Tak sekadar menanam pohon, LAZISMU menanamkan nilai religiusitas. Setiap upaya penghijauan dipandang sebagai bagian dari dakwah amar ma’ruf nahi munkar, sekaligus wujud amanah manusia sebagai khalifah di muka bumi. Pada tahap berikutnya, kawasan wakaf ini diarahkan menjadi destinasi ekowisata edukatif, tempat masyarakat belajar pentingnya menjaga lingkungan.
Hasil dan Temuan Penelitian
Mulidi menemukan bahwa Wakaf Oksigen memberi manfaat luas dari berbagai dimensi:
- Ekologis – Pohon yang ditanam berfungsi menetralkan karbon dioksida menjadi oksigen, menahan longsor, dan menjaga cadangan air.
- Sosial – Lahan wakaf membuka ruang kerja baru bagi masyarakat sekaligus menyediakan rumput untuk peternak.
- Ekonomi – Kayu sengon dan jati yang dipanen kelak bisa dimanfaatkan untuk pembangunan atau bernilai jual, sementara ekowisata memberi potensi pemasukan tambahan.
- Hidrologis – Akar pepohonan berperan menjaga kestabilan sumber air, sehingga meminimalisir risiko kekeringan dan banjir.
- Religiusitas – Program ini menanamkan kesadaran spiritual bahwa menjaga alam adalah bagian dari ibadah dan tanggung jawab manusia terhadap bumi.
Dengan manfaat yang begitu beragam, Wakaf Oksigen terbukti sebagai bentuk wakaf produktif yang inovatif. Tidak hanya menggerakkan ekonomi umat, tetapi juga melestarikan ekosistem.
Relevansi dengan Konsep Ecogreen
Konsep ecogreen menekankan gaya hidup ramah lingkungan dan keberlanjutan. Dalam penelitian ini, Wakaf Oksigen dipandang relevan dengan prinsip tersebut. Ia menjadi solusi alternatif menghadapi persoalan global seperti pemanasan bumi, banjir, dan tanah longsor. Melalui pohon-pohon yang tumbuh, masyarakat tidak hanya mendapat oksigen, tetapi juga kesadaran bahwa menjaga bumi adalah bagian dari tanggung jawab bersama.
Kesimpulan
Dari penelitian ini, Mulidi menyimpulkan bahwa Wakaf Oksigen adalah model nyata wakaf produktif yang mampu menjawab dua kebutuhan sekaligus: keberlangsungan lingkungan dan kesejahteraan sosial-ekonomi. Program ini memberi inspirasi bahwa wakaf tak lagi terbatas pada sarana ibadah semata, tetapi bisa menjadi instrumen pemberdayaan ekologi yang berkelanjutan.

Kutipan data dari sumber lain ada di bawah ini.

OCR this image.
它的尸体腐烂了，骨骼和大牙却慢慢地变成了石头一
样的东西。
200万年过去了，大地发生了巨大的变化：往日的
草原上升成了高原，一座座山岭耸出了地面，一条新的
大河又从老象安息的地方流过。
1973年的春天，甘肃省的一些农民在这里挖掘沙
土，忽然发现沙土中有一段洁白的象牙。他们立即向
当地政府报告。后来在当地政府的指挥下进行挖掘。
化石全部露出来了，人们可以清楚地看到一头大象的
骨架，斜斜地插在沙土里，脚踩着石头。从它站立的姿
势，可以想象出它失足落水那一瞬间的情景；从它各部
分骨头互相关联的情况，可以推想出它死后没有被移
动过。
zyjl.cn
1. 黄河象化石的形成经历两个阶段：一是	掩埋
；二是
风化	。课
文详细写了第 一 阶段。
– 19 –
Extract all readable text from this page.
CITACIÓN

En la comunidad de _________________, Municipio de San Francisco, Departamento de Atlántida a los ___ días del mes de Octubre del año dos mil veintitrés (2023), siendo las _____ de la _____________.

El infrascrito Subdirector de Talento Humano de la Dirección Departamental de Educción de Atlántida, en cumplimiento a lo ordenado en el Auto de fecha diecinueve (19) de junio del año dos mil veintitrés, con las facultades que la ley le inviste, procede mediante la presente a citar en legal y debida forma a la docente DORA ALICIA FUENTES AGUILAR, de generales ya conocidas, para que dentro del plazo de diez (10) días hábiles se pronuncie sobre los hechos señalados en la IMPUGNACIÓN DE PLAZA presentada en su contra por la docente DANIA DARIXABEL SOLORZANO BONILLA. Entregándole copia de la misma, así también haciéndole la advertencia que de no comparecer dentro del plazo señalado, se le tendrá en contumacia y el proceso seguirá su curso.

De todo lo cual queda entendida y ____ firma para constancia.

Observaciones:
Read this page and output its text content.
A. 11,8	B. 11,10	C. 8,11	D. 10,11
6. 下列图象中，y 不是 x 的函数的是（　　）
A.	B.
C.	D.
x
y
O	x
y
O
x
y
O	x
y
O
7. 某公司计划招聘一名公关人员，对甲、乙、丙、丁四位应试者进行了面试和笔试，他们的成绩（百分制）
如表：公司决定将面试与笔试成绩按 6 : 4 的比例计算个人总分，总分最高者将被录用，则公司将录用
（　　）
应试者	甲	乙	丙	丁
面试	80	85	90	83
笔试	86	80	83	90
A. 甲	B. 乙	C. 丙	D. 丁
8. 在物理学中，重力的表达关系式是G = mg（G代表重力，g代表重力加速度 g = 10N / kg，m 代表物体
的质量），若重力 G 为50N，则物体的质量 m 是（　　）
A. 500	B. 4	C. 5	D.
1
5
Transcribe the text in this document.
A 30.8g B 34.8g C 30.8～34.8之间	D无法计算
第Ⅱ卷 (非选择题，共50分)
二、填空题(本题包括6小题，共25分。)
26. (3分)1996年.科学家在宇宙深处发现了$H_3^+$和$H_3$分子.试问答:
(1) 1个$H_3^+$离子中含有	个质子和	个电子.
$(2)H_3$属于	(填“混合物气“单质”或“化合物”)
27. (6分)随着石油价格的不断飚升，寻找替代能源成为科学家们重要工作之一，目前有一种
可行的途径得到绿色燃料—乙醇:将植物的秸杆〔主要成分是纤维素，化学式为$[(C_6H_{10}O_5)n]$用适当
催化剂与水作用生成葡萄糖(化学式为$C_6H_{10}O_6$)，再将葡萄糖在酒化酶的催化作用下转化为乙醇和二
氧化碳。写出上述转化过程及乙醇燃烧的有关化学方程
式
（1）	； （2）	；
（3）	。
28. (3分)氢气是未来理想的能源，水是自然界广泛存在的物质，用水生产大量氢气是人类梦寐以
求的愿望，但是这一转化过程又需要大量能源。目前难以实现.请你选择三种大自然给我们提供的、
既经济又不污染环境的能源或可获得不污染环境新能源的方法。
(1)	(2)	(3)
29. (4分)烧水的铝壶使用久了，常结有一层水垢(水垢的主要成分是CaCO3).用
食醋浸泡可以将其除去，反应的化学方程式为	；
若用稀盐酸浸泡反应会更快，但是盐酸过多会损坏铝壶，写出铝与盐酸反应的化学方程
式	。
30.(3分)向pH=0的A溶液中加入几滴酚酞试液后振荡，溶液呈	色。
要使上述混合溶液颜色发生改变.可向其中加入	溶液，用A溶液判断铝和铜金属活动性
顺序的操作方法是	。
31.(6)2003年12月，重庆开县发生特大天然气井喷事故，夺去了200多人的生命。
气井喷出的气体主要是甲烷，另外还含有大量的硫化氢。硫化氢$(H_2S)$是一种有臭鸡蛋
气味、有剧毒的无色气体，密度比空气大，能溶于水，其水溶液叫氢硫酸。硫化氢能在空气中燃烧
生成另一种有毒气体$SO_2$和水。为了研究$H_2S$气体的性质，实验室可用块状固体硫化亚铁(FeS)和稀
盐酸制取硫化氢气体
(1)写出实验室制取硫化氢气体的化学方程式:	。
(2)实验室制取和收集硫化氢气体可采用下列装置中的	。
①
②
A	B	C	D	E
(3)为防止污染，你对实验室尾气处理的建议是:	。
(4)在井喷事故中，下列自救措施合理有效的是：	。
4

Ke depan, peneliti merekomendasikan agar program ini terus dikembangkan dan dijadikan contoh bagi lembaga nazhir wakaf lain di Indonesia. Dengan begitu, tanah wakaf yang selama ini terbengkalai dapat berubah menjadi ruang hijau produktif—sebuah warisan amal jariyah yang benar-benar “menghidupkan”.(ed : fatikakh)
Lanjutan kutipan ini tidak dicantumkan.